How can I control disk numbering (enumeration) in Windows 7 Disk Management?
A desktop system had two drives (Assigned C and D, which were enumerated in Disk Management as Disk 0 and Disk 1). A new SSD was added as the boot drive, after copying the C drive to the SSD. The SSD was connected to SATA 0 (master) port on the motherboard. The previous C Drive was moved to SATA 2 and is reformatted as a non-booting NTFS partition. The D drive remained on SATA 1.
The system boots and everything seems fine. I was able to manually adjust the Drive Letters. However, the list in Disk Management is re-ordered. Disk 0 is the the previous Disk 2 (D Drive) on SATA 1, Disk 1 is the new Boot Drive (now C) on SATA 0, and Disk 2 is the former C Drive (now assigned E) on SATA 2.
Does the Disk 0, 1, 2, designation mean anything? I would prefer to have them display in Disk Management as Drives C, D, and E from top to bottom. Is the Disk enumeration based on the SATA port or something else? (If it was based on SATA Port, they should be ordered C, D, E. Is there any way to re-order the Disk number assignments? What actually does determine the Disk number enumeration?
3 Answers
The numbering depends on what sata port they are plugged into. On some motherboards (I have a Gigabyte) it has markings right on the board to tell you what port is what numeration. the only way to change it is to put them in the ports the way you want them to show in disk management. They are physical "addresses" that cannot be changed.
Update:
I am sorry I did make a mistake. I was only half complete in my answer as well as I mixed settings.
SATA drives numbering is decided by the position in ports. However You can change the order shown by Disk Management by installing a new OS to a different drive. When using SATA drives Windows decides Masters and Slaves by your Bios boot order. The first Drive with a Windows OS will be listed as C: and as Disk 0 In Disk Management. So If you install a new drive and put it in place of the other drive (Disk 0) you need to check your bios and make sure it is the first Hard Drive in the boot order if you want it to show as Disk 0 in Disk Management. It is ok to have other devices before it but must be the first hard drive. Also you must check your motherboard documentation. Some manufacturers actually make specific ports master or slave.
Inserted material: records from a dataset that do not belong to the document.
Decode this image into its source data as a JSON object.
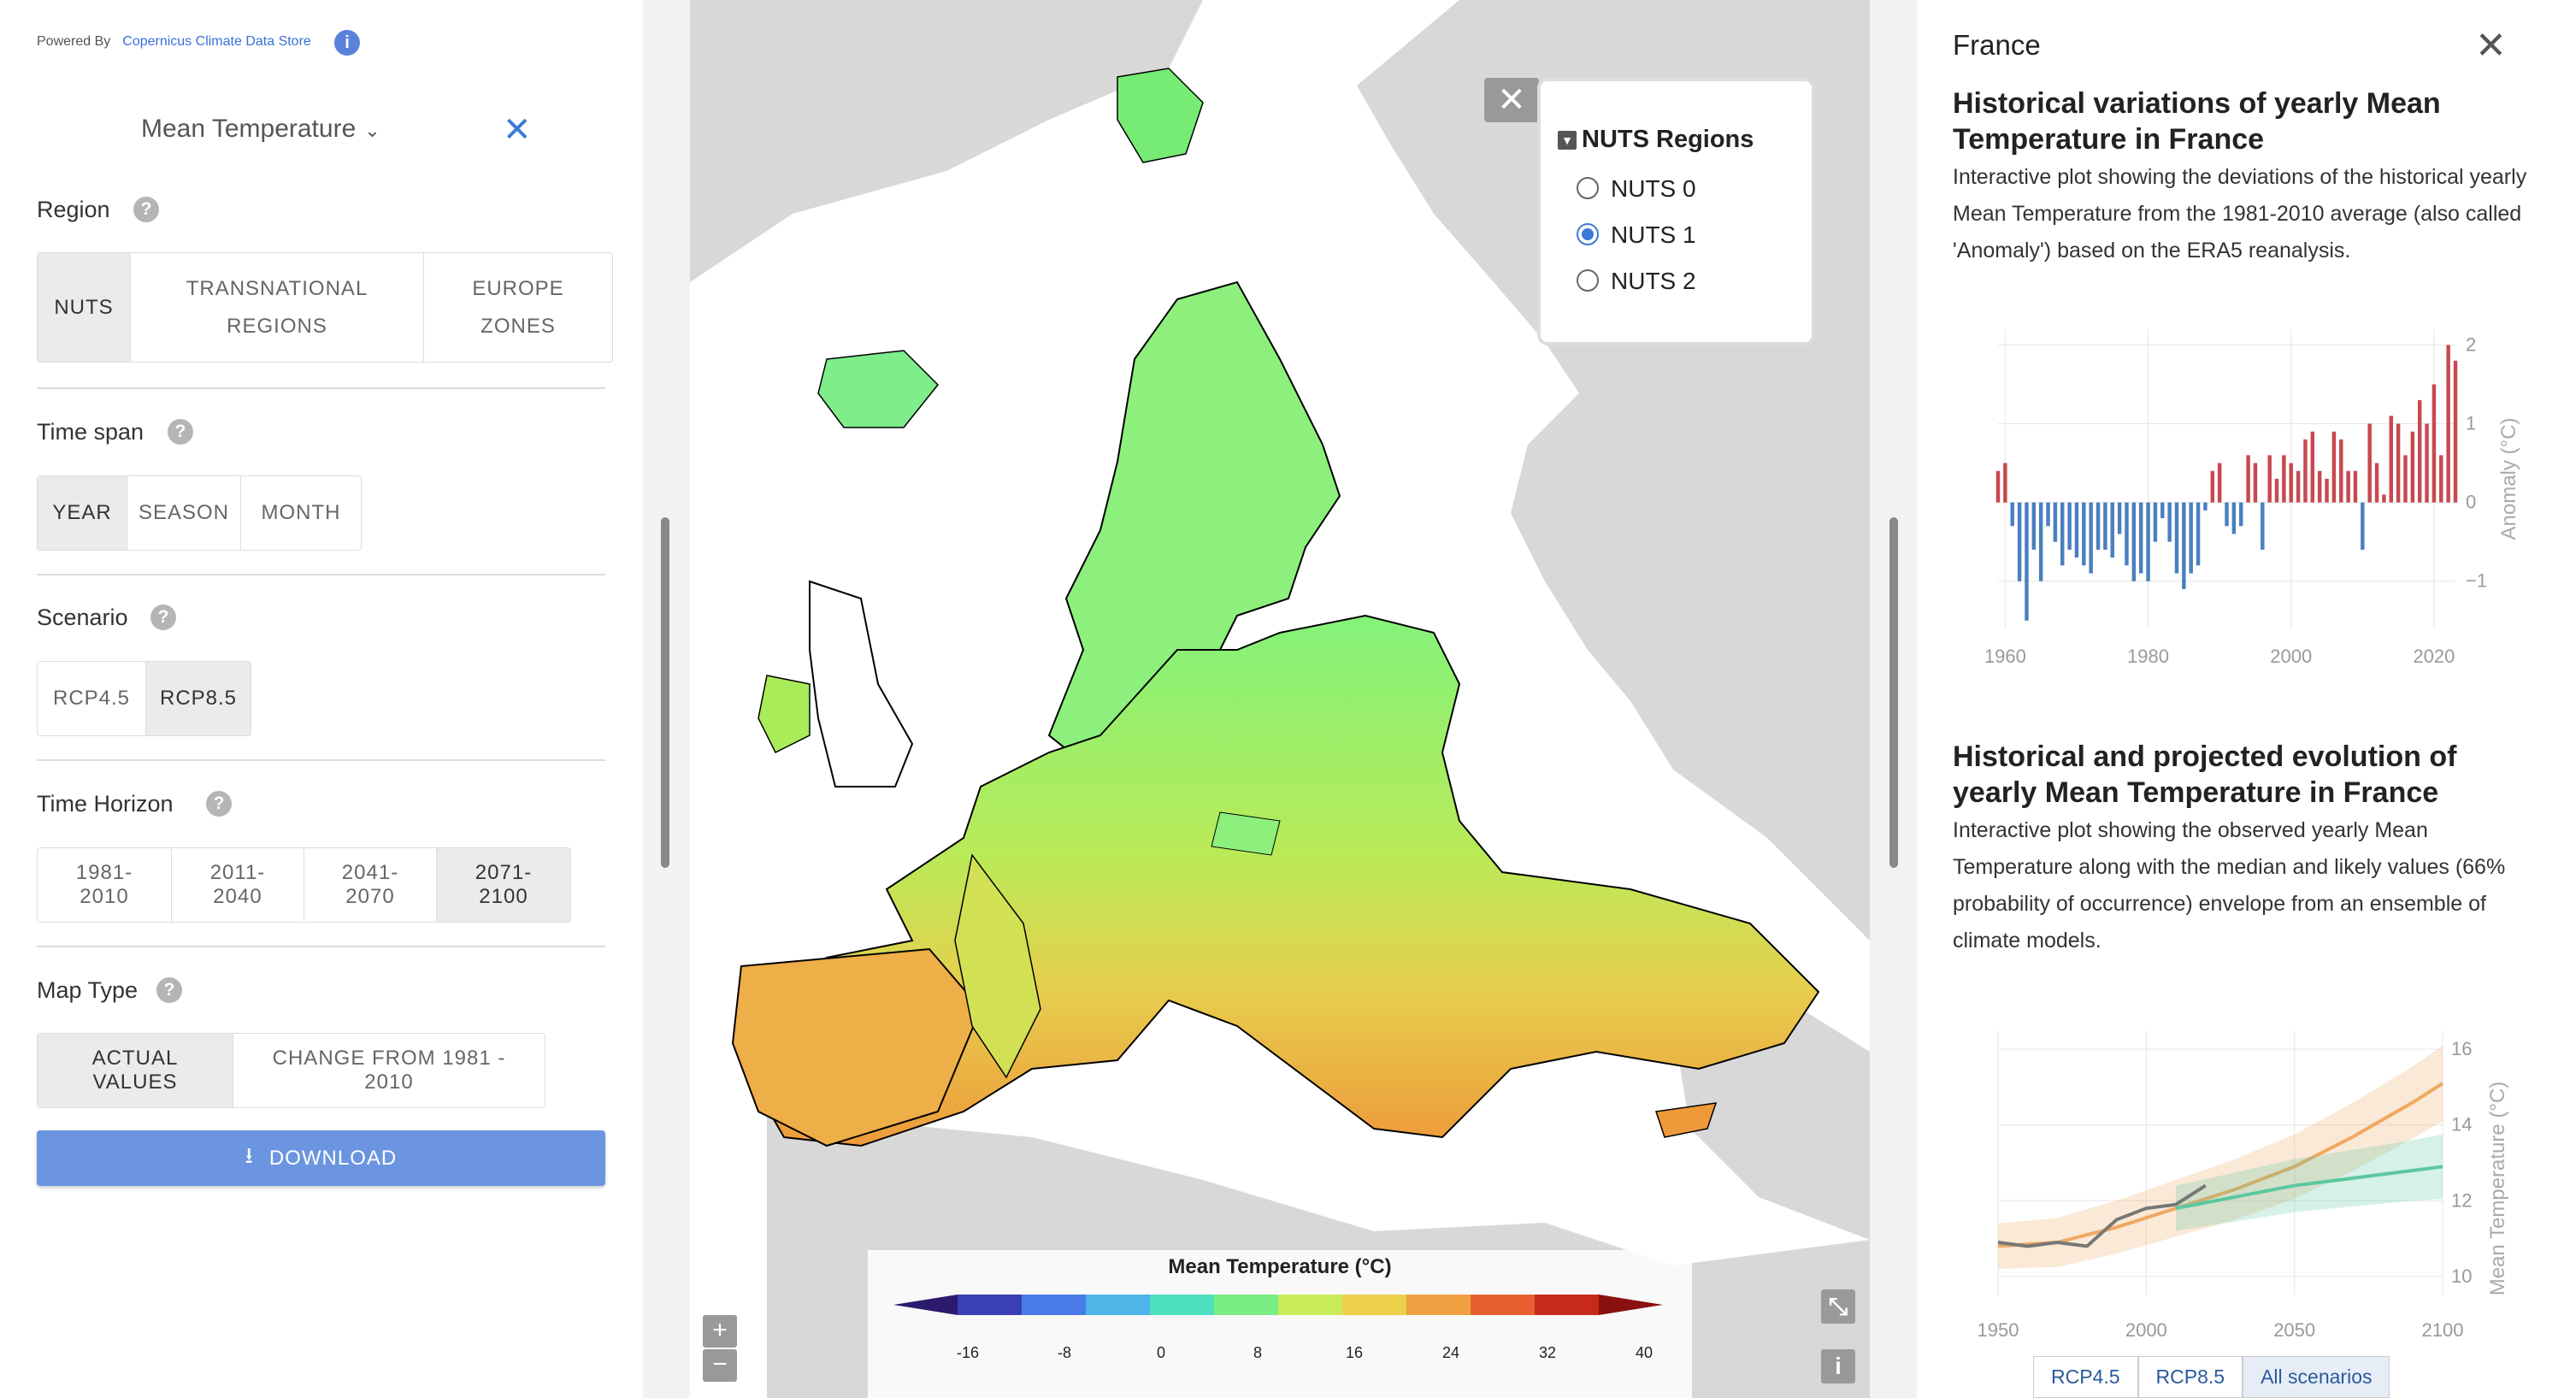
{
  "header": {
    "powered_by": "Powered By",
    "powered_link": "Copernicus Climate Data Store",
    "info_icon": "i"
  },
  "variable": {
    "label": "Mean Temperature",
    "chevron": "⌄",
    "close": "✕"
  },
  "region": {
    "label": "Region",
    "options": [
      "NUTS",
      "TRANSNATIONAL REGIONS",
      "EUROPE ZONES"
    ],
    "selected": "NUTS"
  },
  "time_span": {
    "label": "Time span",
    "options": [
      "YEAR",
      "SEASON",
      "MONTH"
    ],
    "selected": "YEAR"
  },
  "scenario": {
    "label": "Scenario",
    "options": [
      "RCP4.5",
      "RCP8.5"
    ],
    "selected": "RCP8.5"
  },
  "time_horizon": {
    "label": "Time Horizon",
    "options": [
      "1981-2010",
      "2011-2040",
      "2041-2070",
      "2071-2100"
    ],
    "selected": "2071-2100"
  },
  "map_type": {
    "label": "Map Type",
    "options": [
      "ACTUAL VALUES",
      "CHANGE FROM 1981 - 2010"
    ],
    "selected": "ACTUAL VALUES"
  },
  "download": {
    "label": "DOWNLOAD",
    "icon": "download-icon"
  },
  "map": {
    "nuts_panel": {
      "title": "NUTS Regions",
      "options": [
        "NUTS 0",
        "NUTS 1",
        "NUTS 2"
      ],
      "selected": "NUTS 1"
    },
    "zoom_in": "+",
    "zoom_out": "−",
    "info": "i",
    "fullscreen": "⤡",
    "legend": {
      "title": "Mean Temperature (°C)",
      "ticks": [
        "-16",
        "-8",
        "0",
        "8",
        "16",
        "24",
        "32",
        "40"
      ],
      "colors": [
        "#2b1a6e",
        "#3a3fb5",
        "#4a7be8",
        "#4db5e8",
        "#4de0c0",
        "#7aec84",
        "#c8ec5a",
        "#ecd04a",
        "#f0a040",
        "#e86030",
        "#c62a1a",
        "#8a1010"
      ]
    }
  },
  "right": {
    "title": "France",
    "close": "✕",
    "chart1_title": "Historical variations of yearly Mean Temperature in France",
    "chart1_desc": "Interactive plot showing the deviations of the historical yearly Mean Temperature from the 1981-2010 average (also called 'Anomaly') based on the ERA5 reanalysis.",
    "chart2_title": "Historical and projected evolution of yearly Mean Temperature in France",
    "chart2_desc": "Interactive plot showing the observed yearly Mean Temperature along with the median and likely values (66% probability of occurrence) envelope from an ensemble of climate models.",
    "scenario_tabs": [
      "RCP4.5",
      "RCP8.5",
      "All scenarios"
    ],
    "scenario_tab_selected": "All scenarios"
  },
  "chart_data": [
    {
      "type": "bar",
      "ylabel": "Anomaly (°C)",
      "xlabel": "",
      "x_ticks": [
        "1960",
        "1980",
        "2000",
        "2020"
      ],
      "y_ticks": [
        "2",
        "1",
        "0",
        "−1"
      ],
      "ylim": [
        -1.6,
        2.2
      ],
      "xlim": [
        1959,
        2023
      ],
      "years": [
        1959,
        1960,
        1961,
        1962,
        1963,
        1964,
        1965,
        1966,
        1967,
        1968,
        1969,
        1970,
        1971,
        1972,
        1973,
        1974,
        1975,
        1976,
        1977,
        1978,
        1979,
        1980,
        1981,
        1982,
        1983,
        1984,
        1985,
        1986,
        1987,
        1988,
        1989,
        1990,
        1991,
        1992,
        1993,
        1994,
        1995,
        1996,
        1997,
        1998,
        1999,
        2000,
        2001,
        2002,
        2003,
        2004,
        2005,
        2006,
        2007,
        2008,
        2009,
        2010,
        2011,
        2012,
        2013,
        2014,
        2015,
        2016,
        2017,
        2018,
        2019,
        2020,
        2021,
        2022,
        2023
      ],
      "values": [
        0.4,
        0.5,
        -0.3,
        -1.0,
        -1.5,
        -0.6,
        -1.0,
        -0.3,
        -0.5,
        -0.8,
        -0.6,
        -0.7,
        -0.8,
        -0.9,
        -0.6,
        -0.6,
        -0.7,
        -0.4,
        -0.8,
        -1.0,
        -0.9,
        -1.0,
        -0.5,
        -0.2,
        -0.5,
        -0.9,
        -1.1,
        -0.9,
        -0.8,
        -0.1,
        0.4,
        0.5,
        -0.3,
        -0.4,
        -0.3,
        0.6,
        0.5,
        -0.6,
        0.6,
        0.3,
        0.6,
        0.5,
        0.4,
        0.8,
        0.9,
        0.4,
        0.3,
        0.9,
        0.8,
        0.4,
        0.4,
        -0.6,
        1.0,
        0.5,
        0.1,
        1.1,
        1.0,
        0.6,
        0.9,
        1.3,
        1.0,
        1.5,
        0.6,
        2.0,
        1.8
      ],
      "positive_color": "#c8484f",
      "negative_color": "#4a7fbf"
    },
    {
      "type": "line",
      "ylabel": "Mean Temperature (°C)",
      "xlabel": "",
      "x_ticks": [
        "1950",
        "2000",
        "2050",
        "2100"
      ],
      "y_ticks": [
        "16",
        "14",
        "12",
        "10"
      ],
      "xlim": [
        1950,
        2100
      ],
      "ylim": [
        9.5,
        16.5
      ],
      "series": [
        {
          "name": "RCP8.5",
          "color": "#f0a860",
          "x": [
            1950,
            1970,
            1990,
            2010,
            2030,
            2050,
            2070,
            2090,
            2100
          ],
          "values": [
            10.8,
            10.9,
            11.3,
            11.8,
            12.3,
            12.9,
            13.7,
            14.6,
            15.1
          ]
        },
        {
          "name": "RCP4.5",
          "color": "#5cc8a0",
          "x": [
            2010,
            2030,
            2050,
            2070,
            2090,
            2100
          ],
          "values": [
            11.8,
            12.1,
            12.4,
            12.6,
            12.8,
            12.9
          ]
        },
        {
          "name": "Observed",
          "color": "#777777",
          "x": [
            1950,
            1960,
            1970,
            1980,
            1990,
            2000,
            2010,
            2020
          ],
          "values": [
            10.9,
            10.8,
            10.9,
            10.8,
            11.5,
            11.8,
            11.9,
            12.4
          ]
        }
      ]
    }
  ]
}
My mix up in settings was that jumpers are only valid for master and slave on IDE drives. There are jumpers on SATAs but they are limiters. An example being, My hard drive has 3 Gb/s operation mode. I can set a jumper to limit it to 1.5 Gb/s operation.
12According to KB937251, the order in which SATA disks are enumerated and displayed on Windows is not guaranteed to correspond to which SATA ports the disks are connected to, and can even vary between operating system startups. The article says that this is due to a design limitation of Windows:
Status
Microsoft has confirmed that this problem is due to design limitations in the Microsoft products that are listed in the "Applies to" section. This problem occurs because drives are enumerated in the order in which they are presented to the operation system by the system BIOS.
There doesn't appear to be any workaround available to force the disks to be listed in a specific order. However, it's implied that this issue will not cause any problems in system operation, so it can be safely ignored.
5It seems to me that the answer would be attach your main drive from sata 1, then boot up, let bios see it. Windows will see that as drive 0. It will assign C: and if it has multiple partitions, other letters. Then shut down the computer, add the next drive and boot up. Make sure bios sees it, then check disk manager in Windows. It should show as Disk 01. You can change letter assignments at will. Windows will increment the number for each new disk. Voila, total control of disk and letter assignments.